I also have the peeve that I can’t reproduce people’s papers, because they go into great detail about CRFs (which is standard fare), but then gloss over the details of their features. I really liked Jenny Finkel’s bakeoff paper on CRFs for Biocreative that described their features and the recent Ratinov and Roth paper on named entity for the same reason. But even those fall short of a reproducible system description, which I still hold out as one of the hallmarks of science.
Papers that squeeze half a percent improvement on no-longer-held out data seem useless (one more paper evaluating on section 23 of the Treebank or the ModApte split of Reuters and I’ll scream).
I also like papers that introduce statistical techniques or applications, and those papers are important, too. For instance, I loved Haghighi and Klein’s previous approach to coref, based on the Dirichlet process, because it seems such a natural fit (other than computationally).
Of course there are non hyponym/hypernym coref cases! It’d be a stretch to call “Ronald Reagan, the U.S. president, …” a hypernym case, because “president” isn’t in any sense more generic than “Ronald Reagan” (and it’s temporally dependent; the relation isn’t permanent). But even eliminating names, you get things like, “the president, a former actor”, where there’s clearly no hypernym/hyponym relation.
The earliest work I know of for bootstrapping hypernyms/hyponyms was Ann Copestake’s work on LKB from 1990/1991.
We’ve probably both been thinking about natural tagging examples (your footnote [1]), because those are things you can get done with Mechanical Turk! A deeper problem is that annotation schemes like the Penn Treebank (even just the POS part) are built on theories of underlying linguistic structure which may be nothing like “the truth”, and may not even be useful in real world tasks.

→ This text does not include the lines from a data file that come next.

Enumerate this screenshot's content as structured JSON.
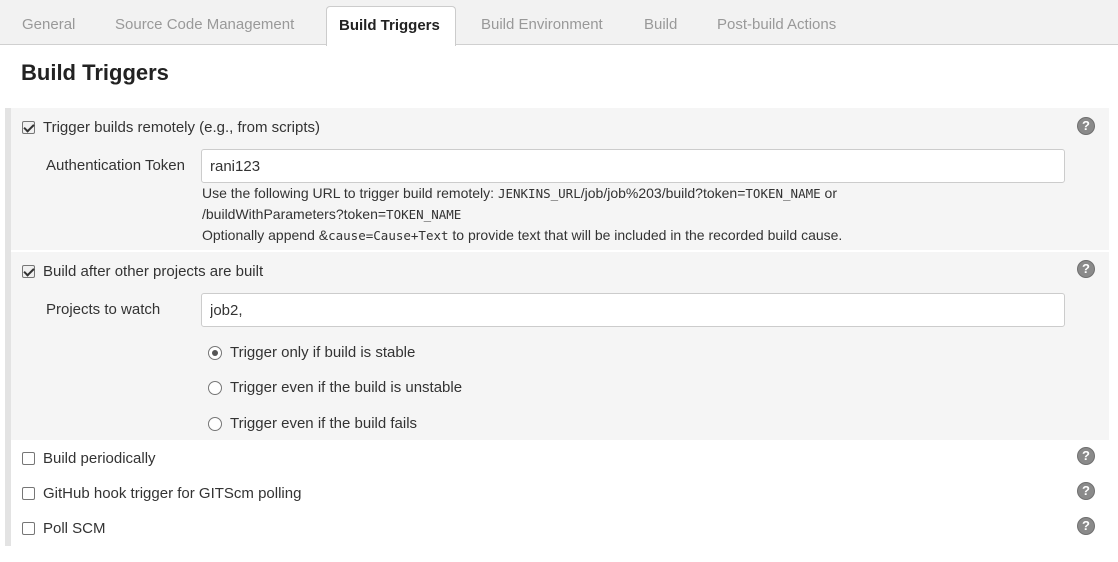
{
  "tabs": [
    {
      "label": "General",
      "active": false
    },
    {
      "label": "Source Code Management",
      "active": false
    },
    {
      "label": "Build Triggers",
      "active": true
    },
    {
      "label": "Build Environment",
      "active": false
    },
    {
      "label": "Build",
      "active": false
    },
    {
      "label": "Post-build Actions",
      "active": false
    }
  ],
  "section_title": "Build Triggers",
  "triggers": {
    "remote": {
      "label": "Trigger builds remotely (e.g., from scripts)",
      "checked": true,
      "token_label": "Authentication Token",
      "token_value": "rani123",
      "help": {
        "line1_prefix": "Use the following URL to trigger build remotely: ",
        "line1_code1": "JENKINS_URL",
        "line1_path": "/job/job%203/build?token=",
        "line1_code2": "TOKEN_NAME",
        "line1_suffix": " or",
        "line2_path": "/buildWithParameters?token=",
        "line2_code": "TOKEN_NAME",
        "line3_prefix": "Optionally append ",
        "line3_amp": "&",
        "line3_code": "cause=Cause+Text",
        "line3_suffix": " to provide text that will be included in the recorded build cause."
      }
    },
    "after_other": {
      "label": "Build after other projects are built",
      "checked": true,
      "projects_label": "Projects to watch",
      "projects_value": "job2,",
      "options": [
        {
          "label": "Trigger only if build is stable",
          "selected": true
        },
        {
          "label": "Trigger even if the build is unstable",
          "selected": false
        },
        {
          "label": "Trigger even if the build fails",
          "selected": false
        }
      ]
    },
    "periodically": {
      "label": "Build periodically",
      "checked": false
    },
    "github_hook": {
      "label": "GitHub hook trigger for GITScm polling",
      "checked": false
    },
    "poll_scm": {
      "label": "Poll SCM",
      "checked": false
    }
  },
  "help_icon_glyph": "?",
  "icons": {
    "help": "help-circle-icon",
    "checkbox": "checkbox",
    "radio": "radio-button"
  },
  "colors": {
    "tab_bar_bg": "#f2f2f2",
    "block_bg": "#f5f5f5",
    "help_icon": "#8a8a8a"
  }
}
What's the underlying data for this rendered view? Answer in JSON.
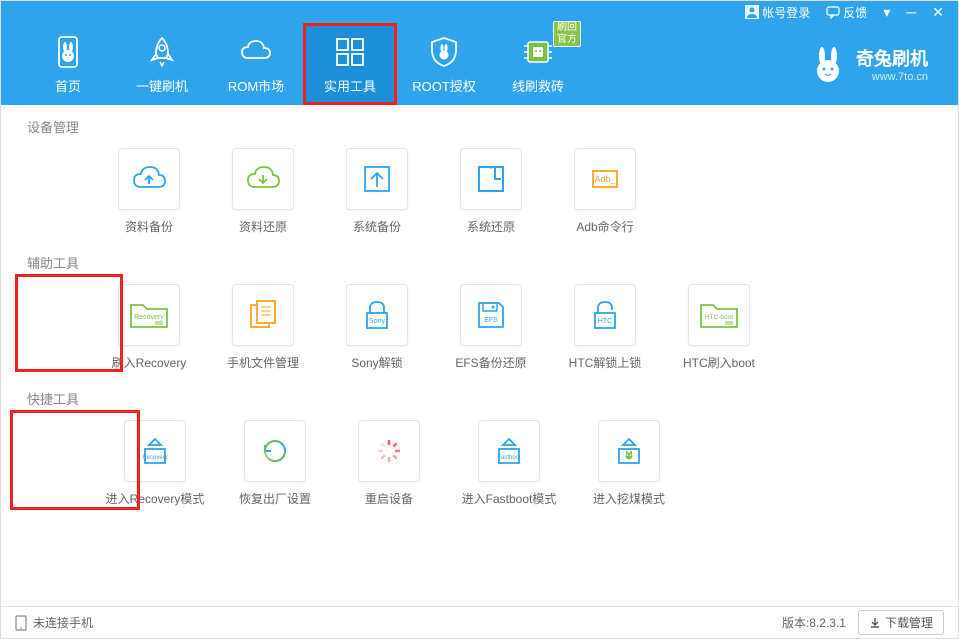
{
  "titlebar": {
    "login": "帐号登录",
    "feedback": "反馈"
  },
  "nav": [
    {
      "label": "首页"
    },
    {
      "label": "一键刷机"
    },
    {
      "label": "ROM市场"
    },
    {
      "label": "实用工具"
    },
    {
      "label": "ROOT授权"
    },
    {
      "label": "线刷救砖",
      "badge": "刷回官方"
    }
  ],
  "logo": {
    "main": "奇兔刷机",
    "sub": "www.7to.cn"
  },
  "sections": {
    "device": {
      "title": "设备管理",
      "items": [
        {
          "label": "资料备份"
        },
        {
          "label": "资料还原"
        },
        {
          "label": "系统备份"
        },
        {
          "label": "系统还原"
        },
        {
          "label": "Adb命令行"
        }
      ]
    },
    "assist": {
      "title": "辅助工具",
      "items": [
        {
          "label": "刷入Recovery",
          "sub": "Recovery"
        },
        {
          "label": "手机文件管理"
        },
        {
          "label": "Sony解锁",
          "sub": "Sony"
        },
        {
          "label": "EFS备份还原",
          "sub": "EFS"
        },
        {
          "label": "HTC解锁上锁",
          "sub": "HTC"
        },
        {
          "label": "HTC刷入boot",
          "sub": "HTC-boot"
        }
      ]
    },
    "quick": {
      "title": "快捷工具",
      "items": [
        {
          "label": "进入Recovery模式",
          "sub": "Recovery"
        },
        {
          "label": "恢复出厂设置"
        },
        {
          "label": "重启设备"
        },
        {
          "label": "进入Fastboot模式",
          "sub": "Fastboot"
        },
        {
          "label": "进入挖煤模式"
        }
      ]
    }
  },
  "statusbar": {
    "disconnected": "未连接手机",
    "version": "版本:8.2.3.1",
    "download": "下载管理"
  },
  "colors": {
    "primary": "#2fa4ed",
    "green": "#7cc344",
    "orange": "#f5a623",
    "red": "#f02020"
  }
}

For instance, distributional clustering can be much more effective than POS tags as features in CRFs or parsers, and require no labeled data. (Though you can also use both in a discriminative model like CRFs.) But even named entities and coref have a large number of corner cases that need to be documented or just punted (e.g. “erstwhile Phineas Phoggs” from MUC-6 or “the various Bob Dylans” from recent film reviews).
Yikes! That system architecture sure looks familiar with the exception of the semantic filtering bootstrapped from Wikipedia–only it was 1995 and I was calling Michael Collins “boy”. It was the UPenn MUC-6 entry that “unofficially” won coref done with Jeff Reynar, Michael Collins, Jason Eisner, Adwait Ratnaparkhi, Joseph Rosenzweig, Anoop Sarkar and Srinivas UNIVERSITY OF PENNSYLVANIA :DESCRIPTION OF THE UNIVERSITY OF PENNSYLVANIA SYSTEM USED FOR MUC- 6
The performance improvement is stunning, 87.2% precision, 77.3% recall over our performance of 72% precision, 63% recall. But we had to find our own mentions lemme tell ya, it was up hill both ways to the LINC lab and we thought a megabyte of memory was a pretty huge thing.
But seriously, when did coreference papers get to report performance without finding their mentions? I know ACE provided that option but it somehow just seems wrong to have gold standard mentions that you only have to do coref over since there is no natural data out there that contains perfect noun phrases that are known to corefer to something.
Amit Bagga and I did experiments with the MUC-6 data like score the case where all gold standard mentions were made coreferent–you get 100% recall with around 35% precsion as I recall. Those results let us to consider other scoring metrics which then led to B-cubed which additionally involved Alan Bierman.
A request: Run the same system with a mention detection pass. Those numbers should be exciting.